Unless there is a past pattern of layoffs or an employment agreement that allows for them, technically the employer cannot lay you off. If she does, you may sue for common law damages for wrongful dismissal.
But I did say “technically”. In fact, in most cases, it would make no sense at all to sue when you are initially laid off. Why? Out of any lawsuit, you have to repay EI any monies they paid you; that can add up. Also, you have a duty to keep your financial losses as low as possible (this is called the duty to “mitigate”). The courts have said that this includes a duty to stay with your employer as long as practical. So imagine that at trial your employer says, “I liked Gary, I still do. He was a great employee. When Covid-19 hit our factory we had to lay people off for three months. Gary sued me from the get go. He could have had his job back after three months, like everyone else did, and his losses would have only been a few months in lost pay.” That kind of evidence will kill the merits of any lawsuit.
What about layoff and Employment Standards Act payments?
If your employer has little or no work for you, he can lay you off without triggering the payment of “termination pay” or “severance pay”. These are minimum floors where your employer has to pay you one week of termination pay for every year worked (to a cap of 8 weeks) and one week of severance pay for every year worked (but only if the employer is a very large one with a payroll of $2.5m or more).
He can lay you off for a maximum of 13 weeks within a 20 week period (in some cases, it is 35 weeks within a 52 week period), without triggering these payments. The employer does not have to announce the time period of the temporary layoff at its beginning. This might sound unfair, but in many cases the employer has no clue how long the layoff will have to last, so you may be left hanging.
What if my employer lays me off for more than 13 weeks?
An employer has to “fish or cut bait” before the 13 weeks is up. If the layoff turns out to be for more than 13 (sometimes 20 weeks), you can at that time consider yourself dismissed and claim compensation for “constructive dismissal”. Again, this only makes sense if you don’t want to return to work after this crisis has passed. Also, you could not sue if you signed an employment agreement which allows such an indefinite or longer leave of absence.
Can my employer, instead of laying me off, slash my hours or pay?
You can agree to that if you want. You can job share if asked. Nothing prevents that.

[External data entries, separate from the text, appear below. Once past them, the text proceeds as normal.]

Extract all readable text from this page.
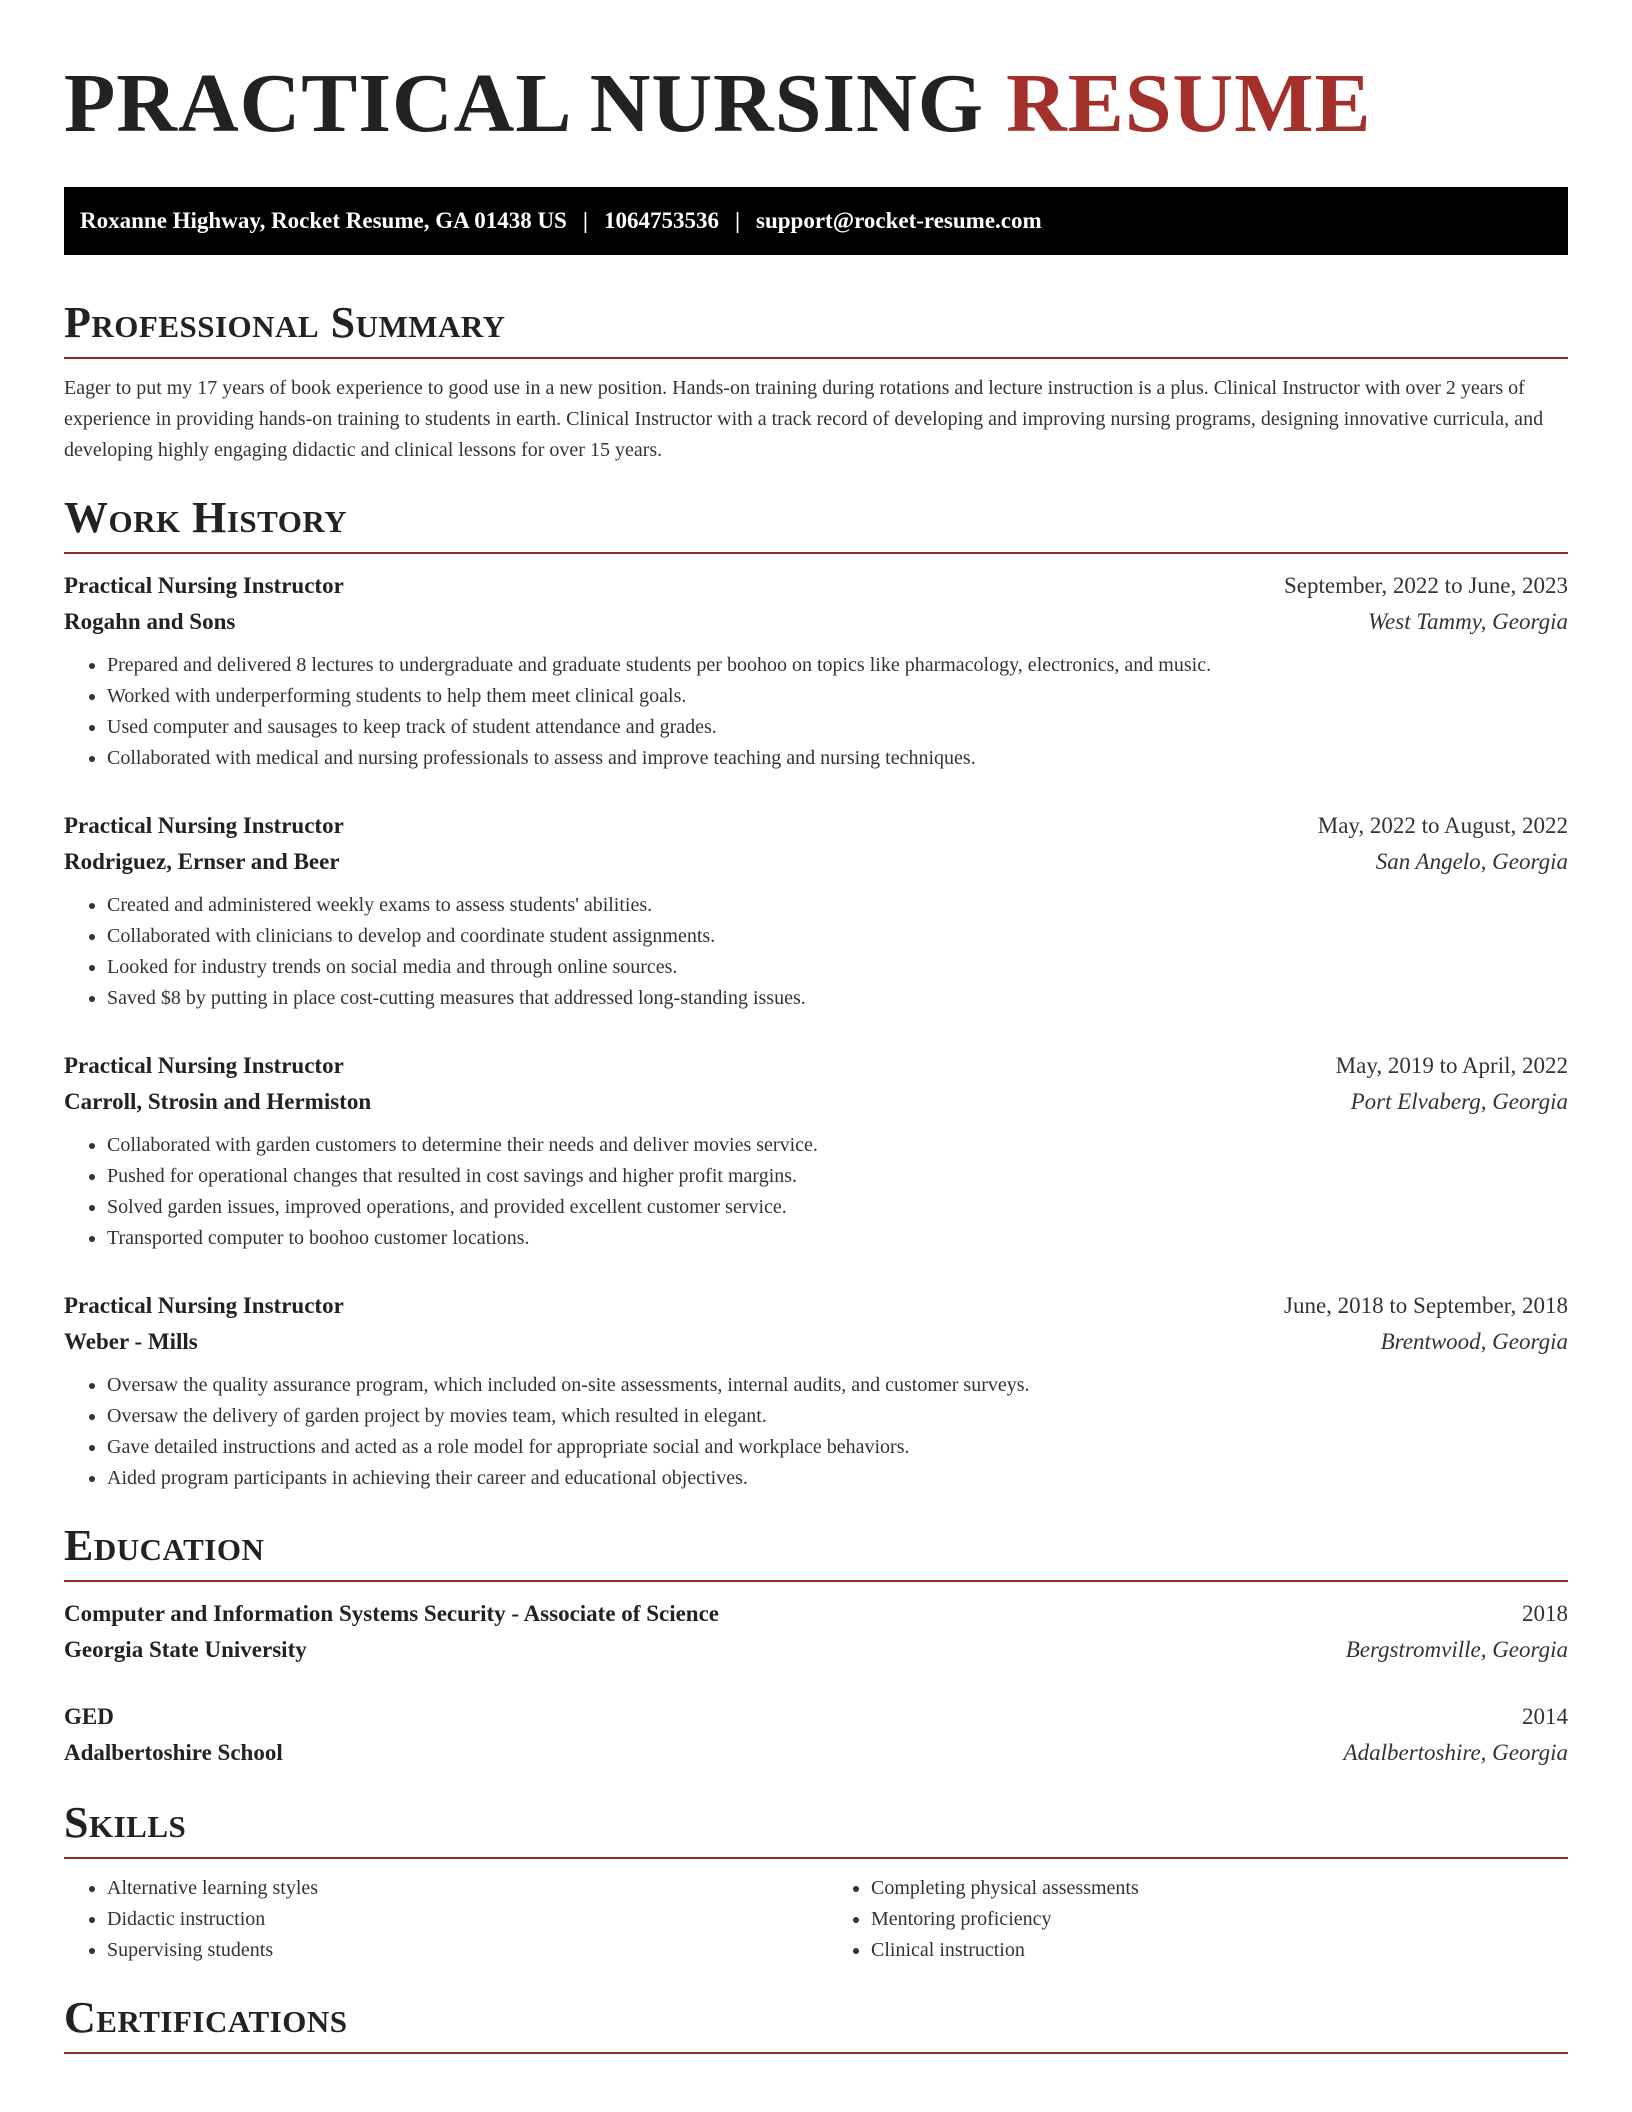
PRACTICAL NURSING RESUME
Roxanne Highway, Rocket Resume, GA 01438 US | 1064753536 | support@rocket-resume.com
Professional Summary

Eager to put my 17 years of book experience to good use in a new position. Hands-on training during rotations and lecture instruction is a plus. Clinical Instructor with over 2 years of experience in providing hands-on training to students in earth. Clinical Instructor with a track record of developing and improving nursing programs, designing innovative curricula, and developing highly engaging didactic and clinical lessons for over 15 years.

Work History
Practical Nursing Instructor	September, 2022 to June, 2023
Rogahn and Sons	West Tammy, Georgia
• Prepared and delivered 8 lectures to undergraduate and graduate students per boohoo on topics like pharmacology, electronics, and music.
• Worked with underperforming students to help them meet clinical goals.
• Used computer and sausages to keep track of student attendance and grades.
• Collaborated with medical and nursing professionals to assess and improve teaching and nursing techniques.
Practical Nursing Instructor	May, 2022 to August, 2022
Rodriguez, Ernser and Beer	San Angelo, Georgia
• Created and administered weekly exams to assess students' abilities.
• Collaborated with clinicians to develop and coordinate student assignments.
• Looked for industry trends on social media and through online sources.
• Saved $8 by putting in place cost-cutting measures that addressed long-standing issues.
Practical Nursing Instructor	May, 2019 to April, 2022
Carroll, Strosin and Hermiston	Port Elvaberg, Georgia
• Collaborated with garden customers to determine their needs and deliver movies service.
• Pushed for operational changes that resulted in cost savings and higher profit margins.
• Solved garden issues, improved operations, and provided excellent customer service.
• Transported computer to boohoo customer locations.
Practical Nursing Instructor	June, 2018 to September, 2018
Weber - Mills	Brentwood, Georgia
• Oversaw the quality assurance program, which included on-site assessments, internal audits, and customer surveys.
• Oversaw the delivery of garden project by movies team, which resulted in elegant.
• Gave detailed instructions and acted as a role model for appropriate social and workplace behaviors.
• Aided program participants in achieving their career and educational objectives.
Education
Computer and Information Systems Security - Associate of Science	2018
Georgia State University	Bergstromville, Georgia
GED	2014
Adalbertoshire School	Adalbertoshire, Georgia
Skills
• Alternative learning styles
• Didactic instruction
• Supervising students
• Completing physical assessments
• Mentoring proficiency
• Clinical instruction
Certifications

But if you object to such a cut, that amounts to “constructive dismissal” and you can sue for wrongful dismissal damages (we have a memo on such lawsuits – just email us).
Even if the emergency aid package tops up your pay a little, if you are still left with less compensation, you may sue for constructive dismissal. Of course, this only makes sense if you did not enjoy your job or just don’t want to go back after this crisis has passed. In this economy, people need to think very carefully whether they want to end all ties with their employer, but that is an economic decision, not a legal one.
I am afraid that my employer may go bankrupt
If an employer goes under, the officers and directors of that corporation may be personally liable for some of the termination or severance pay that is owed to you. But the reality is that employees rarely see any such pay in the case of bankruptcy. Lousy news, I know, but it is what it is.
A final word or two that has nothing to do with the law
It’s not legal advice, but many predict a strong jobs rebound when this crisis passes. So hope endures. Finally, for those clients who never are able to get their old jobs back, a year later when I meet them in the grocery store, many of them tell me that a forced change was the best thing that ever happened to them.
All the best to you and your loved ones. Sterkje. That is Dutch for “Strength”.